軽い音のノックに、顔をしかめながらクローゼットを開ける。

するとそこには、昨日と同じようにパソコンを広げる矢野の姿があった。

でも、1つだけ昨日と違うのは……暗いクローゼットの中を照らすライト。


「……何これ」

「いいだろ。今日昼過ぎにつけたんだ。ラック代浮いたからさ」

「……これ見せたくて呼んだの?」


クローゼットの上段が、完全に共同スペースと化していて。

自慢げに笑う矢野に、あたしは小さくため息を落とした。

だけど、矢野は急に真面目な顔をして……。


「これ貼っとけ」


それだけ言って、あたしのすぐ前にシップの箱を投げた。

封の切られていない箱に視線を落として黙っていると、矢野が続ける。


「2日後には始業式だから。

俺みたいに見逃してくれる教師ばっかじゃねぇし……それまでに何とかしろ。

理由、聞かれたくないんだろ?」

「……」


矢野の言葉に……さっき収まったハズの涙がじわりと浮かび上がる。

それを誤魔化そうと、あたしは尖らせた口から言葉を返す。


「……やだ。
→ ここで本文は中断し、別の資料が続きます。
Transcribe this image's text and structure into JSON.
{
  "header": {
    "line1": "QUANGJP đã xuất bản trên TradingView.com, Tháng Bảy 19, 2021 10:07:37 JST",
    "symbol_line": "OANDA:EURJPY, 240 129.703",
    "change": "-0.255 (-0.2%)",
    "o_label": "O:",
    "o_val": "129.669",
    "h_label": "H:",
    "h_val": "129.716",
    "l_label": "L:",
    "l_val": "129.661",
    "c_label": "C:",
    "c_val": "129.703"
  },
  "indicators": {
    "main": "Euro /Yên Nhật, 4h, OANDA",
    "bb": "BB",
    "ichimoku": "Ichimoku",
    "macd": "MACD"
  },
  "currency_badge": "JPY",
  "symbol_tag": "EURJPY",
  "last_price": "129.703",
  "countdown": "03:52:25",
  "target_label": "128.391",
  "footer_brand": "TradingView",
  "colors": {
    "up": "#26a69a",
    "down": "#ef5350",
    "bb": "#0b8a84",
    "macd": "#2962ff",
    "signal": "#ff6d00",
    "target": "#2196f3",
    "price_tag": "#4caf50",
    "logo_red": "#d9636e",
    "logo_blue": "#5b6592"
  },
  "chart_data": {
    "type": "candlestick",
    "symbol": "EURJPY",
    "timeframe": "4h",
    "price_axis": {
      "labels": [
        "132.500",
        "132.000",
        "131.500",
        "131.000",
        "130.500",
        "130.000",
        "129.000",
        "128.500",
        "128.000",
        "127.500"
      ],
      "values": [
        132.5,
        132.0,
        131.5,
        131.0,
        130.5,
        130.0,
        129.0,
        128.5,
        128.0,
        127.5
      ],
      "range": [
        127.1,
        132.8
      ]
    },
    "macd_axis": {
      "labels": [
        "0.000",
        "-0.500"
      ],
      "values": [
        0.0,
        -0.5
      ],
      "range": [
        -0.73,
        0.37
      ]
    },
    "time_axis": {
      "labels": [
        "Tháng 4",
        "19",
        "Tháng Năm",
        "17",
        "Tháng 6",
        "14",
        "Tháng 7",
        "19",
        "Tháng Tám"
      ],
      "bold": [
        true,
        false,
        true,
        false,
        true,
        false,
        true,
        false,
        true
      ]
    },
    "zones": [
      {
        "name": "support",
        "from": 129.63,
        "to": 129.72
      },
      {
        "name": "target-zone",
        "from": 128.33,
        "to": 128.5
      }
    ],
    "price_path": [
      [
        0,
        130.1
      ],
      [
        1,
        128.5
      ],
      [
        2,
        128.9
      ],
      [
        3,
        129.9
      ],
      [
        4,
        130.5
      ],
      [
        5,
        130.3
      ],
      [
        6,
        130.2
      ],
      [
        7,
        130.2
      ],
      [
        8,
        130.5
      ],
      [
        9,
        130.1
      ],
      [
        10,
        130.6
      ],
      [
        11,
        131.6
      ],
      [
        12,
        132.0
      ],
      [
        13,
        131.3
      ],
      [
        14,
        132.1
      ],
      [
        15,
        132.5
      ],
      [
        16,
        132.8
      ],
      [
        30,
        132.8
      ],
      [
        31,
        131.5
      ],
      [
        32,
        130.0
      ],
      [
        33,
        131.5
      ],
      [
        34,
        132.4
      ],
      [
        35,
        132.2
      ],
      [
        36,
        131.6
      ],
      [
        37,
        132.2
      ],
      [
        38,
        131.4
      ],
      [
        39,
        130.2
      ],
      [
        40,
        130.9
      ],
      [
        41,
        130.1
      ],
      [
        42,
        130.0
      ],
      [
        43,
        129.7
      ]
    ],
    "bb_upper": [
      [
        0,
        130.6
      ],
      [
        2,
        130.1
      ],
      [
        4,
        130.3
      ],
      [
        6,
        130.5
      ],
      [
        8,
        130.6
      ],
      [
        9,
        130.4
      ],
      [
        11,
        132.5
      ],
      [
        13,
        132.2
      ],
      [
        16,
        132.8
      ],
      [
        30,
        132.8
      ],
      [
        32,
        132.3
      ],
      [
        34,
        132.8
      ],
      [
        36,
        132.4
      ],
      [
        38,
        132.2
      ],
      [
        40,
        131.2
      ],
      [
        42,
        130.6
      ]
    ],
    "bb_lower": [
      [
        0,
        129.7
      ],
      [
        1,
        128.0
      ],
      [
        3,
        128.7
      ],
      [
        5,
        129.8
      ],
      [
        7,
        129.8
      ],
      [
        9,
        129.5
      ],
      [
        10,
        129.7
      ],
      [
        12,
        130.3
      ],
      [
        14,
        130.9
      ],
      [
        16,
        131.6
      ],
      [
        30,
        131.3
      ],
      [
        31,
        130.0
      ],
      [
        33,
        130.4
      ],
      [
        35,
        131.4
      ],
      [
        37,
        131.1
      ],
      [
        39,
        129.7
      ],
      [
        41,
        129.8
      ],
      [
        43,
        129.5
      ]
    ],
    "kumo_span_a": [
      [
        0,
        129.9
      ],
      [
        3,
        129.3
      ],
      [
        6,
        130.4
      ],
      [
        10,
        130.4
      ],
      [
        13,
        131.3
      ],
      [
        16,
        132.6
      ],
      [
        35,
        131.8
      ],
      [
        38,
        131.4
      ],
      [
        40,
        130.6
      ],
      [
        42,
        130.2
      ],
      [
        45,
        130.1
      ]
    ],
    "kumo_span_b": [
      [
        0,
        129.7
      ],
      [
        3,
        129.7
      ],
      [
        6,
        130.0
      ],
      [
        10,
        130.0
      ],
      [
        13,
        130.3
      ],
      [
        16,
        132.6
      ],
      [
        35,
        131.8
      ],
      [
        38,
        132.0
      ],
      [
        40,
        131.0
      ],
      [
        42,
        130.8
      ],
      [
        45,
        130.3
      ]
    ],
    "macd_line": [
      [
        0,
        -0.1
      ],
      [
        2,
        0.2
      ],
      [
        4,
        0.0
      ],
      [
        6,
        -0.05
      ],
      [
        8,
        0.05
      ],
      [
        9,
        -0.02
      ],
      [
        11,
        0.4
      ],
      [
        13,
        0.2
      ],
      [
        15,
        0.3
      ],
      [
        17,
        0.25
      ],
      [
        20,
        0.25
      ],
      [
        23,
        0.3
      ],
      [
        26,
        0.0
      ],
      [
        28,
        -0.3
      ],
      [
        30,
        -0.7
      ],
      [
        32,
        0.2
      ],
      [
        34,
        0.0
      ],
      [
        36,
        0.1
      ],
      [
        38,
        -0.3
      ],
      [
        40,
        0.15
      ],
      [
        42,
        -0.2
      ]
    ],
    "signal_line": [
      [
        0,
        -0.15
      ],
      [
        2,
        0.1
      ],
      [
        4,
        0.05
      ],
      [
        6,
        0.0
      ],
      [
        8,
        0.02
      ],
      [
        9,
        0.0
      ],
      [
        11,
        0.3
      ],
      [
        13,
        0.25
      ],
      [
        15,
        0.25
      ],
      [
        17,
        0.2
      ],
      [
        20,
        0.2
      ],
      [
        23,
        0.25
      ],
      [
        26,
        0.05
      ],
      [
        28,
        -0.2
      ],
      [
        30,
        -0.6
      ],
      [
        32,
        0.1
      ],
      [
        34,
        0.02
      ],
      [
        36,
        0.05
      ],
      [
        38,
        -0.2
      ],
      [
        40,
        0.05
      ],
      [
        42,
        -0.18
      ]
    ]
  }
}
シップとか臭いし」

「おまえなぁ……俺がせっかく買ってきてやったのに」


矢野が苦笑いして立ち上がりながら言った言葉に、あたしは驚いて口を閉じる。

さっき一瞬出かけてたのって、もしかしてこれ買うため……?


まさか……、そんな思いにシップの箱を見つめていると、部屋に消えていた矢野が再びパソコンの前に座った。